To use close duplicates cleaner in moors
just pass to the algorithm the cleaner instance
use ndarray::array;
use moors::CloseDuplicatesCleaner;
let population = array![[1.0, 2.0, 3.0], [10.0, 10.0, 10.0]];
let reference = array![[1.01, 2.01, 3.01]]; // close to row 0 of population
let epsilon = 0.05;
let cleaner = CloseDuplicatesCleaner::new(epsilon);
let cleaned = cleaner.remove(population, Some(&reference));
// Row 0 should be removed.
assert_eq!(cleaned.nrows(), 1);
assert_eq!(cleaned.row(0).to_vec(), vec![10.0, 10.0, 10.0]);
To use close duplicates cleaner in pymoors
just pass to the algorithm the cleaner object
import numpy as np
from pymoors import CloseDuplicatesCleaner
population = np.array([[1.0, 2.0, 3.0], [10.0, 10.0, 10.0]])

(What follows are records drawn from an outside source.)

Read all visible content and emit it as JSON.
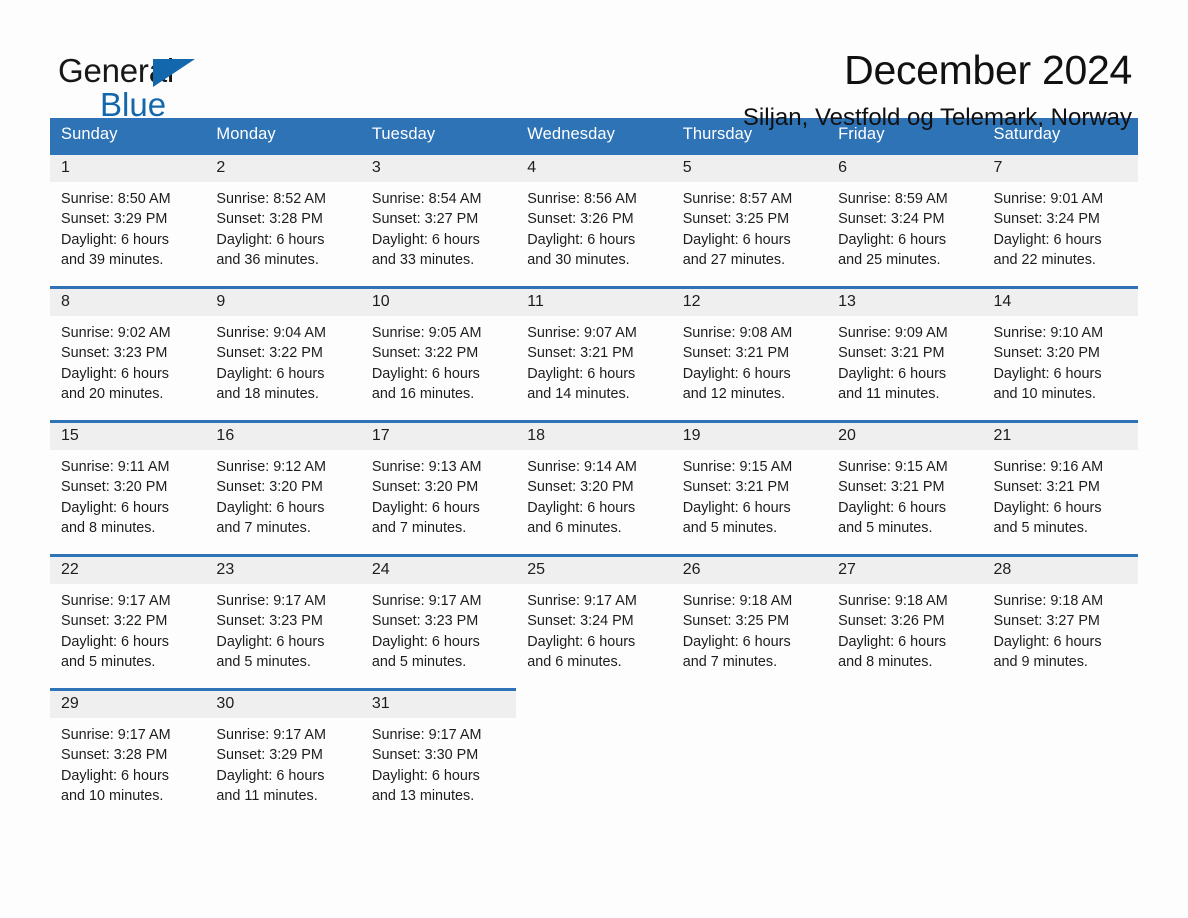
{
  "brand": {
    "name_part1": "General",
    "name_part2": "Blue",
    "logo_icon": "triangle-flag-icon",
    "accent_color": "#1368ad"
  },
  "header": {
    "title": "December 2024",
    "subtitle": "Siljan, Vestfold og Telemark, Norway"
  },
  "theme": {
    "header_row_bg": "#2e73b5",
    "daynum_bg": "#efefef",
    "row_divider": "#2e73b5",
    "text": "#1d1d1d",
    "page_bg": "#fdfdfd"
  },
  "weekdays": [
    "Sunday",
    "Monday",
    "Tuesday",
    "Wednesday",
    "Thursday",
    "Friday",
    "Saturday"
  ],
  "labels": {
    "sunrise_prefix": "Sunrise:",
    "sunset_prefix": "Sunset:",
    "daylight_prefix": "Daylight:"
  },
  "weeks": [
    {
      "days": [
        {
          "date": "1",
          "sunrise": "Sunrise: 8:50 AM",
          "sunset": "Sunset: 3:29 PM",
          "daylight_line1": "Daylight: 6 hours",
          "daylight_line2": "and 39 minutes."
        },
        {
          "date": "2",
          "sunrise": "Sunrise: 8:52 AM",
          "sunset": "Sunset: 3:28 PM",
          "daylight_line1": "Daylight: 6 hours",
          "daylight_line2": "and 36 minutes."
        },
        {
          "date": "3",
          "sunrise": "Sunrise: 8:54 AM",
          "sunset": "Sunset: 3:27 PM",
          "daylight_line1": "Daylight: 6 hours",
          "daylight_line2": "and 33 minutes."
        },
        {
          "date": "4",
          "sunrise": "Sunrise: 8:56 AM",
          "sunset": "Sunset: 3:26 PM",
          "daylight_line1": "Daylight: 6 hours",
          "daylight_line2": "and 30 minutes."
        },
        {
          "date": "5",
          "sunrise": "Sunrise: 8:57 AM",
          "sunset": "Sunset: 3:25 PM",
          "daylight_line1": "Daylight: 6 hours",
          "daylight_line2": "and 27 minutes."
        },
        {
          "date": "6",
          "sunrise": "Sunrise: 8:59 AM",
          "sunset": "Sunset: 3:24 PM",
          "daylight_line1": "Daylight: 6 hours",
          "daylight_line2": "and 25 minutes."
        },
        {
          "date": "7",
          "sunrise": "Sunrise: 9:01 AM",
          "sunset": "Sunset: 3:24 PM",
          "daylight_line1": "Daylight: 6 hours",
          "daylight_line2": "and 22 minutes."
        }
      ]
    },
    {
      "days": [
        {
          "date": "8",
          "sunrise": "Sunrise: 9:02 AM",
          "sunset": "Sunset: 3:23 PM",
          "daylight_line1": "Daylight: 6 hours",
          "daylight_line2": "and 20 minutes."
        },
        {
          "date": "9",
          "sunrise": "Sunrise: 9:04 AM",
          "sunset": "Sunset: 3:22 PM",
          "daylight_line1": "Daylight: 6 hours",
          "daylight_line2": "and 18 minutes."
        },
        {
          "date": "10",
          "sunrise": "Sunrise: 9:05 AM",
          "sunset": "Sunset: 3:22 PM",
          "daylight_line1": "Daylight: 6 hours",
          "daylight_line2": "and 16 minutes."
        },
        {
          "date": "11",
          "sunrise": "Sunrise: 9:07 AM",
          "sunset": "Sunset: 3:21 PM",
          "daylight_line1": "Daylight: 6 hours",
          "daylight_line2": "and 14 minutes."
        },
        {
          "date": "12",
          "sunrise": "Sunrise: 9:08 AM",
          "sunset": "Sunset: 3:21 PM",
          "daylight_line1": "Daylight: 6 hours",
          "daylight_line2": "and 12 minutes."
        },
        {
          "date": "13",
          "sunrise": "Sunrise: 9:09 AM",
          "sunset": "Sunset: 3:21 PM",
          "daylight_line1": "Daylight: 6 hours",
          "daylight_line2": "and 11 minutes."
        },
        {
          "date": "14",
          "sunrise": "Sunrise: 9:10 AM",
          "sunset": "Sunset: 3:20 PM",
          "daylight_line1": "Daylight: 6 hours",
          "daylight_line2": "and 10 minutes."
        }
      ]
    },
    {
      "days": [
        {
          "date": "15",
          "sunrise": "Sunrise: 9:11 AM",
          "sunset": "Sunset: 3:20 PM",
          "daylight_line1": "Daylight: 6 hours",
          "daylight_line2": "and 8 minutes."
        },
        {
          "date": "16",
          "sunrise": "Sunrise: 9:12 AM",
          "sunset": "Sunset: 3:20 PM",
          "daylight_line1": "Daylight: 6 hours",
          "daylight_line2": "and 7 minutes."
        },
        {
          "date": "17",
          "sunrise": "Sunrise: 9:13 AM",
          "sunset": "Sunset: 3:20 PM",
          "daylight_line1": "Daylight: 6 hours",
          "daylight_line2": "and 7 minutes."
        },
        {
          "date": "18",
          "sunrise": "Sunrise: 9:14 AM",
          "sunset": "Sunset: 3:20 PM",
          "daylight_line1": "Daylight: 6 hours",
          "daylight_line2": "and 6 minutes."
        },
        {
          "date": "19",
          "sunrise": "Sunrise: 9:15 AM",
          "sunset": "Sunset: 3:21 PM",
          "daylight_line1": "Daylight: 6 hours",
          "daylight_line2": "and 5 minutes."
        },
        {
          "date": "20",
          "sunrise": "Sunrise: 9:15 AM",
          "sunset": "Sunset: 3:21 PM",
          "daylight_line1": "Daylight: 6 hours",
          "daylight_line2": "and 5 minutes."
        },
        {
          "date": "21",
          "sunrise": "Sunrise: 9:16 AM",
          "sunset": "Sunset: 3:21 PM",
          "daylight_line1": "Daylight: 6 hours",
          "daylight_line2": "and 5 minutes."
        }
      ]
    },
    {
      "days": [
        {
          "date": "22",
          "sunrise": "Sunrise: 9:17 AM",
          "sunset": "Sunset: 3:22 PM",
          "daylight_line1": "Daylight: 6 hours",
          "daylight_line2": "and 5 minutes."
        },
        {
          "date": "23",
          "sunrise": "Sunrise: 9:17 AM",
          "sunset": "Sunset: 3:23 PM",
          "daylight_line1": "Daylight: 6 hours",
          "daylight_line2": "and 5 minutes."
        },
        {
          "date": "24",
          "sunrise": "Sunrise: 9:17 AM",
          "sunset": "Sunset: 3:23 PM",
          "daylight_line1": "Daylight: 6 hours",
          "daylight_line2": "and 5 minutes."
        },
        {
          "date": "25",
          "sunrise": "Sunrise: 9:17 AM",
          "sunset": "Sunset: 3:24 PM",
          "daylight_line1": "Daylight: 6 hours",
          "daylight_line2": "and 6 minutes."
        },
        {
          "date": "26",
          "sunrise": "Sunrise: 9:18 AM",
          "sunset": "Sunset: 3:25 PM",
          "daylight_line1": "Daylight: 6 hours",
          "daylight_line2": "and 7 minutes."
        },
        {
          "date": "27",
          "sunrise": "Sunrise: 9:18 AM",
          "sunset": "Sunset: 3:26 PM",
          "daylight_line1": "Daylight: 6 hours",
          "daylight_line2": "and 8 minutes."
        },
        {
          "date": "28",
          "sunrise": "Sunrise: 9:18 AM",
          "sunset": "Sunset: 3:27 PM",
          "daylight_line1": "Daylight: 6 hours",
          "daylight_line2": "and 9 minutes."
        }
      ]
    },
    {
      "days": [
        {
          "date": "29",
          "sunrise": "Sunrise: 9:17 AM",
          "sunset": "Sunset: 3:28 PM",
          "daylight_line1": "Daylight: 6 hours",
          "daylight_line2": "and 10 minutes."
        },
        {
          "date": "30",
          "sunrise": "Sunrise: 9:17 AM",
          "sunset": "Sunset: 3:29 PM",
          "daylight_line1": "Daylight: 6 hours",
          "daylight_line2": "and 11 minutes."
        },
        {
          "date": "31",
          "sunrise": "Sunrise: 9:17 AM",
          "sunset": "Sunset: 3:30 PM",
          "daylight_line1": "Daylight: 6 hours",
          "daylight_line2": "and 13 minutes."
        },
        {
          "date": "",
          "sunrise": "",
          "sunset": "",
          "daylight_line1": "",
          "daylight_line2": "",
          "empty": true
        },
        {
          "date": "",
          "sunrise": "",
          "sunset": "",
          "daylight_line1": "",
          "daylight_line2": "",
          "empty": true
        },
        {
          "date": "",
          "sunrise": "",
          "sunset": "",
          "daylight_line1": "",
          "daylight_line2": "",
          "empty": true
        },
        {
          "date": "",
          "sunrise": "",
          "sunset": "",
          "daylight_line1": "",
          "daylight_line2": "",
          "empty": true
        }
      ]
    }
  ]
}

reference = np.array([[1.01, 2.01, 3.01]]) # close to row 0 of population
epsilon = 0.05;
cleaner = CloseDuplicatesCleaner(epsilon=1e-5)
cleaned = cleaner.remove(population, Some(&reference));
# Row 0 should be removed.
assert len(cleaned) == 1;
np.testing.assert_array_equal(cleaned, np.array([10.0, 10.0, 10.0]));
Caution
This duplicate elimination algorithm can be computationally expensive when the population size and the number of offsprings are large, because it requires calculating the distance matrix among offsprings first, and then between offsprings and the current population to ensure duplicate elimination using this criterion. The algorithm has a complexity of O(n*m) where n is the population size and m is the number of offsprings.